BIG DATA ENGINEERING FOR ADVANCED

THE CHALLENGE

Our client, a US-based HR portal, had multiple data sources and data platforms – their existing ‘query and reporting’ systems were not able to give them an integrated view of the business, much less run useful analytics.

They approached Tatras to help them undertake a technology transformation which would enable advanced analytic outputs.

THE SOLUTION

Tatras examined multiple data sources, such as
  • Document data: which was textual and humongous
  • Transactional data: coming from their OLTP system
  • Subscription and Registration data
  • Events data
Tatras evaluated multiple big-data infrastructure providers such as MapR, Cloudera, HortonWorks and Pivotal.
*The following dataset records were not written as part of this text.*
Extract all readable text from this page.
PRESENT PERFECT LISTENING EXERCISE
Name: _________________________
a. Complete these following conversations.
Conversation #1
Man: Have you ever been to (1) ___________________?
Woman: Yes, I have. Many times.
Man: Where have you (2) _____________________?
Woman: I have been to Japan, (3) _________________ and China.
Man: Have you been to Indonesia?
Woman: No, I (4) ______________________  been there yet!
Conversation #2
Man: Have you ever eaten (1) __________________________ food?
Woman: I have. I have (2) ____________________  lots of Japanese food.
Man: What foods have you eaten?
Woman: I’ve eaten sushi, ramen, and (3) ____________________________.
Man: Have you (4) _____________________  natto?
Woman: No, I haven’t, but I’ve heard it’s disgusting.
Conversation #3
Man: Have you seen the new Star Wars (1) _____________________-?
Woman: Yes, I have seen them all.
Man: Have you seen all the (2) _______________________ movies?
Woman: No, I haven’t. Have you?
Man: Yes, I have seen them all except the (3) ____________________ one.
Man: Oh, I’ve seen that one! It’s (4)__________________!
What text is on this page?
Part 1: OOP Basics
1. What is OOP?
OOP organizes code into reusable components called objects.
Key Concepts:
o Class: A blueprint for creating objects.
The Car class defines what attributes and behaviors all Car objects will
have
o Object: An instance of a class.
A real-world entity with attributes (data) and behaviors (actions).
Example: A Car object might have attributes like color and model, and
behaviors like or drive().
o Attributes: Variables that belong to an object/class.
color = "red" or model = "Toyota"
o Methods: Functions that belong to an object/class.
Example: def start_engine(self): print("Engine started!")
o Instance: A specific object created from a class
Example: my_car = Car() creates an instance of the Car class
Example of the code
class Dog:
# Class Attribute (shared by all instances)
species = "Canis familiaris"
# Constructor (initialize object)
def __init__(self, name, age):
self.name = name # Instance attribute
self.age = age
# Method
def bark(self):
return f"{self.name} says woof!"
We did a Proof-of-Concept with the shortlisted platforms.
  • Ingested data from the OLTP and brought it into Hadoop including real-time pipelines using Storm and Spark realtime API
  • Incremental updates to data tables using reconciliation views
  • Exporting data to Visualisation tools

TECHNIQUES, TECHNOLOGIES, TOOLS

Hadoop, HIVE, Hbase, Spark, MLlib, R, Oozie, Storm

RESULT/IMPACT

Completed In 3 months, this PoC led to a final proposed big data architecture for the client. And a data science program with Tatras, building analytics schema and predictive models.